Regulation of TLS in replication-associated ICL repair. The FA core complex not only regulates the incision step by monoubiquitinating FANCD2, but also contributes to the recruitment of a TLS polymerase REV1 to the lesion, thus promoting bypass of the ICL intermediate. FAAP20 is an important factor in both steps, as it stabilizes FANCA (therefore keeping the integrity of the FA core complex) and interacts with monoubiquitinated REV1 via its UBZ4 domain to promote stable association of the PCNA/REV1 DNA damage bypass complex at the stalled replication fork. REV1 controls the polymerase switching of TLS polymerases to restore the leading strand synthesis mediated by Pol ζ. It is not clear whether RAD18-dependent PCNA monoubiquitination is a prerequisite for the REV1 recruitment to the ICL region.

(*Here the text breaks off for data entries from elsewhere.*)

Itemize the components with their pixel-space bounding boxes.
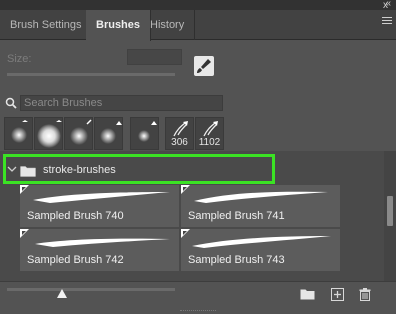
trash-icon[interactable] — [359, 288, 371, 301]
brush-stroke-preview — [35, 238, 170, 247]
search-input[interactable] — [20, 95, 223, 111]
tab-brush-settings[interactable]: Brush Settings — [0, 10, 93, 40]
brush-list: stroke-brushes Sampled Brush 740 Sampled… — [0, 151, 396, 281]
brush-name: Sampled Brush 743 — [188, 254, 285, 266]
vertical-scrollbar[interactable] — [384, 151, 396, 281]
soft-brush-icon — [11, 120, 28, 143]
size-slider[interactable] — [7, 73, 175, 76]
brush-name: Sampled Brush 740 — [27, 210, 124, 222]
brush-tile[interactable]: Sampled Brush 743 — [181, 229, 340, 271]
panel-footer — [0, 281, 396, 314]
panel-top-strip: « — [0, 0, 396, 10]
soft-brush-icon — [100, 121, 122, 144]
brush-stroke-preview — [194, 191, 328, 203]
panel-tab-bar: Brush Settings Brushes History x — [0, 0, 396, 41]
resize-grip[interactable] — [180, 310, 216, 313]
recent-brush-1[interactable] — [4, 117, 33, 150]
preview-size-slider[interactable] — [7, 288, 175, 291]
soft-brush-icon — [70, 119, 92, 145]
brush-tile[interactable]: Sampled Brush 740 — [20, 185, 179, 227]
new-group-folder-icon[interactable] — [300, 288, 315, 300]
panel-menu-icon[interactable] — [382, 17, 392, 26]
size-input[interactable] — [127, 49, 182, 65]
soft-brush-icon — [37, 120, 62, 148]
brush-settings-button[interactable] — [194, 56, 214, 76]
recent-brush-5[interactable] — [130, 117, 159, 150]
search-icon — [5, 97, 17, 109]
tab-history[interactable]: History — [140, 10, 196, 40]
recent-brush-4[interactable] — [94, 117, 123, 150]
recent-brush-3[interactable] — [64, 117, 93, 150]
recent-brush-2[interactable] — [34, 117, 63, 150]
brush-tile[interactable]: Sampled Brush 742 — [20, 229, 179, 271]
slider-thumb-icon[interactable] — [56, 289, 68, 299]
recent-brush-6[interactable]: 306 — [165, 117, 194, 150]
brush-stroke-preview — [192, 236, 331, 248]
brush-name: Sampled Brush 741 — [188, 210, 285, 222]
scrollbar-thumb[interactable] — [387, 196, 393, 226]
size-label: Size: — [7, 53, 32, 65]
recent-brushes-row: 306 1102 — [0, 115, 396, 150]
soft-brush-icon — [138, 121, 157, 142]
new-brush-icon[interactable] — [331, 288, 344, 301]
brush-name: Sampled Brush 742 — [27, 254, 124, 266]
close-panel-icon[interactable]: x — [383, 0, 388, 11]
brush-stroke-preview — [33, 192, 170, 203]
brush-tile[interactable]: Sampled Brush 741 — [181, 185, 340, 227]
brush-size-count: 306 — [171, 137, 188, 148]
brush-size-count: 1102 — [198, 137, 221, 148]
group-highlight-box — [3, 154, 275, 184]
brush-icon — [197, 59, 211, 73]
recent-brush-7[interactable]: 1102 — [195, 117, 224, 150]
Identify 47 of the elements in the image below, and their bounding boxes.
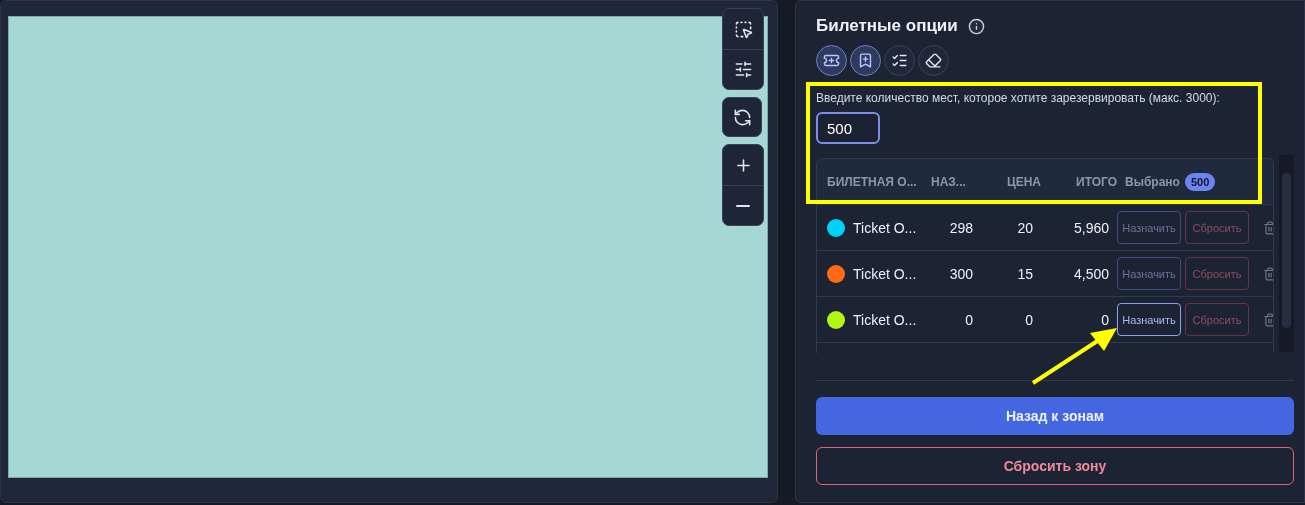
ticket-plus-icon: [823, 52, 840, 69]
table-cell-text: 0: [1100, 311, 1109, 328]
column-header: ЦЕНА: [1005, 174, 1041, 189]
checklist-icon: [891, 52, 908, 69]
table-cell-text: 300: [948, 265, 973, 282]
table-cell-text: Ticket O...: [853, 265, 918, 282]
table-cell-text: 298: [948, 219, 973, 236]
scrollbar[interactable]: [1279, 155, 1294, 352]
quantity-field[interactable]: 500: [816, 112, 880, 144]
assign-button[interactable]: Назначить: [1117, 211, 1181, 244]
count-badge: 500: [1184, 172, 1216, 191]
assign-button[interactable]: Назначить: [1117, 257, 1181, 290]
trash-icon[interactable]: [1263, 312, 1274, 327]
reset-button[interactable]: Сбросить: [1185, 211, 1249, 244]
back-button[interactable]: Назад к зонам: [816, 397, 1294, 435]
reset-zone-button[interactable]: Сбросить зону: [816, 447, 1294, 485]
refresh-icon: [732, 107, 752, 127]
minus-icon: [736, 204, 750, 207]
table-cell-text: Ticket O...: [853, 311, 918, 328]
column-header: ИТОГО: [1075, 174, 1117, 189]
table-cell-text: 0: [1024, 311, 1033, 328]
trash-icon[interactable]: [1263, 266, 1274, 281]
table-cell-text: 5,960: [1072, 219, 1109, 236]
trash-icon[interactable]: [1263, 220, 1274, 235]
bookmark-plus-icon: [857, 52, 874, 69]
column-header: Выбрано: [1125, 174, 1180, 189]
column-header: НАЗ...: [931, 174, 967, 189]
tool-button[interactable]: [816, 45, 847, 76]
table-cell-text: 20: [1016, 219, 1033, 236]
panel-title: Билетные опции: [816, 16, 958, 36]
info-icon[interactable]: [967, 17, 985, 35]
quantity-label: Введите количество мест, которое хотите зарезервировать (макс. 3000):: [816, 91, 1221, 105]
reset-button[interactable]: Сбросить: [1185, 257, 1249, 290]
tool-button[interactable]: [850, 45, 881, 76]
table-cell-text: Ticket O...: [853, 219, 918, 236]
tool-button[interactable]: [918, 45, 949, 76]
assign-button[interactable]: Назначить: [1117, 303, 1181, 336]
table-cell-text: 15: [1016, 265, 1033, 282]
select-area-icon: [733, 19, 753, 39]
column-header: БИЛЕТНАЯ О...: [827, 174, 918, 189]
table-cell-text: 4,500: [1072, 265, 1109, 282]
tool-button[interactable]: [884, 45, 915, 76]
reset-view-button[interactable]: [722, 97, 762, 137]
eraser-icon: [925, 52, 942, 69]
reset-button[interactable]: Сбросить: [1185, 303, 1249, 336]
settings-icon: [733, 60, 753, 79]
table-cell-text: 0: [964, 311, 973, 328]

In contrast, PCNA-Ub enhances the recruitment of UBZ4-containing SNM1A to the ICL site. The 5′–3′ exonuclease activity of SNM1A trims the unhooked intermediate to generate a favorable substrate for TLS (Wang et al. 2011).

Figure 4.

The FANCI–FANCD2 (ID) complex is targeted by USP1–UAF1. (A) The structure of the mouse ID complex generated by PyMOL software using Protein Data Bank ID 3S4W is shown where a trough-like shape of FANCI (pink) and FANCD2 (blue) are juxtaposed in an anti-parallel manner (schematic on top). The monoubiquitination sites of FANCD2 (Lys 559) and FANCI (Lys 522) are embedded in the ID interface just wide enough to create a tunnel to accommodate the C-terminal ubiquitin tail (shown in red). FANCI contains S/TQ clusters following the monoubiquitination site, and FANCI phosphorylation promotes FANCD2 monoubiquitination (shown in gray). FANCD2 and FANCI may be monoubiquitinated as a monomer, which increases the affinity for chromatin and allows heterodimerization at the DNA lesion. Ubiquitination may stabilize the heterodimerization and induces a conformational change that can fully expose the modified lysine for recruiting DNA repair factors. Alternatively, the ID complex may be loosely associated with chromatin, and ubiquitination may open the ID interface, relocating the ID complex to damage-induced foci at the lesion. FANCD2 and FANCI by themselves have been shown to recognize several DNA structures. Thus, the ubiquitinated ID complex at the ICL may adopt a different conformation compared with the one modeled here. Of note, the SIM of FANCI is exposed outside (shown in green), allowing the targeting of USP1–UAF1 via the SLD2 domain of UAF1. The interaction may trigger the exposure of the ubiquitinated lysine to provide access to the USP1 active site for isopeptide cleavage. (B) By heterodimerizing with FANCD2, FANCI regulates both FANCD2 ubiquitination and deubiquitination through phosphorylation and SIM-mediated DUB targeting, respectively.